By chance we found ourselves on Saint Patrick’s Street on Saint Patrick’s Day. We assumed there had to be a church of the same name nearby, and we found it, but it wasn’t open yet.
There are quite a few record stores near our hotel, and we started with Kops Records, a gold mine. Their basement walls were lined with boxes of 45s. Only two boxes of jazz singles, but more than a hundred labeled “Soul, Blues, Jazz.” I spent a few blissful hours here while Peggi explored the nearby Kensington Market.
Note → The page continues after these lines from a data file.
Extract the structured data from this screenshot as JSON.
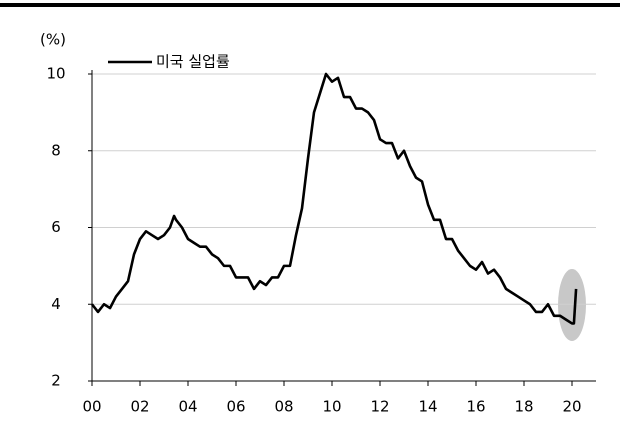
{
  "chart_data": {
    "type": "line",
    "y_unit": "(%)",
    "x": [
      0,
      0.25,
      0.5,
      0.75,
      1,
      1.25,
      1.5,
      1.75,
      2,
      2.25,
      2.5,
      2.75,
      3,
      3.25,
      3.42,
      3.5,
      3.75,
      4,
      4.25,
      4.5,
      4.75,
      5,
      5.25,
      5.5,
      5.75,
      6,
      6.25,
      6.5,
      6.75,
      7,
      7.25,
      7.5,
      7.75,
      8,
      8.25,
      8.5,
      8.75,
      9,
      9.25,
      9.5,
      9.75,
      10,
      10.25,
      10.5,
      10.75,
      11,
      11.25,
      11.5,
      11.75,
      12,
      12.25,
      12.5,
      12.75,
      13,
      13.25,
      13.5,
      13.75,
      14,
      14.25,
      14.5,
      14.75,
      15,
      15.25,
      15.5,
      15.75,
      16,
      16.25,
      16.5,
      16.75,
      17,
      17.25,
      17.5,
      17.75,
      18,
      18.25,
      18.5,
      18.75,
      19,
      19.25,
      19.5,
      19.75,
      20,
      20.08,
      20.17
    ],
    "series": [
      {
        "name": "미국 실업률",
        "color": "#000000",
        "values": [
          4.0,
          3.8,
          4.0,
          3.9,
          4.2,
          4.4,
          4.6,
          5.3,
          5.7,
          5.9,
          5.8,
          5.7,
          5.8,
          6.0,
          6.3,
          6.2,
          6.0,
          5.7,
          5.6,
          5.5,
          5.5,
          5.3,
          5.2,
          5.0,
          5.0,
          4.7,
          4.7,
          4.7,
          4.4,
          4.6,
          4.5,
          4.7,
          4.7,
          5.0,
          5.0,
          5.8,
          6.5,
          7.8,
          9.0,
          9.5,
          10.0,
          9.8,
          9.9,
          9.4,
          9.4,
          9.1,
          9.1,
          9.0,
          8.8,
          8.3,
          8.2,
          8.2,
          7.8,
          8.0,
          7.6,
          7.3,
          7.2,
          6.6,
          6.2,
          6.2,
          5.7,
          5.7,
          5.4,
          5.2,
          5.0,
          4.9,
          5.1,
          4.8,
          4.9,
          4.7,
          4.4,
          4.3,
          4.2,
          4.1,
          4.0,
          3.8,
          3.8,
          4.0,
          3.7,
          3.7,
          3.6,
          3.5,
          3.5,
          4.4
        ]
      }
    ],
    "xlim": [
      0,
      21
    ],
    "xticks": [
      {
        "value": 0,
        "label": "00"
      },
      {
        "value": 2,
        "label": "02"
      },
      {
        "value": 4,
        "label": "04"
      },
      {
        "value": 6,
        "label": "06"
      },
      {
        "value": 8,
        "label": "08"
      },
      10,
      12,
      14,
      16,
      18,
      20
    ],
    "ylim": [
      2,
      10
    ],
    "yticks": [
      2,
      4,
      6,
      8,
      10
    ],
    "grid": true,
    "legend": "top-left"
  }
}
We had lunch in an Italian café, a mushroom arugula salad and a Negra Modelo, as brown as a Guinness and nearly as smooth.
My Apple Watch doesn’t care if we’re in Canada—it’s still clocking our walks in miles, and we chalked up 10½ of them yesterday going from one art spot to the next. There are still plenty of locally owned shops here, and the sidewalks are full of pedestrians. On the other hand, there are 176 of them in Metropolitan Toronto—one on every corner, it seems.
We exercised in the hotel gym and swam in the pool. We found an “All Day Breakfast” in the St. Lawrence Market. I had eggs and smoked salmon on an English muffin. The European-style market had every kind of food vendor you could imagine. Peggi took a photo of me in front of a huge glass case of olives.
We watched the first half of Roma vs. Bologna in a Europa League match in an Irish bar named Saint James Tavern. We finally had a Guinness there. And we found a fantastic Portuguese restaurant called Adega for dinner, where we split an arugula salad with goat cheese and figs and an order of octopus with roasted vegetables.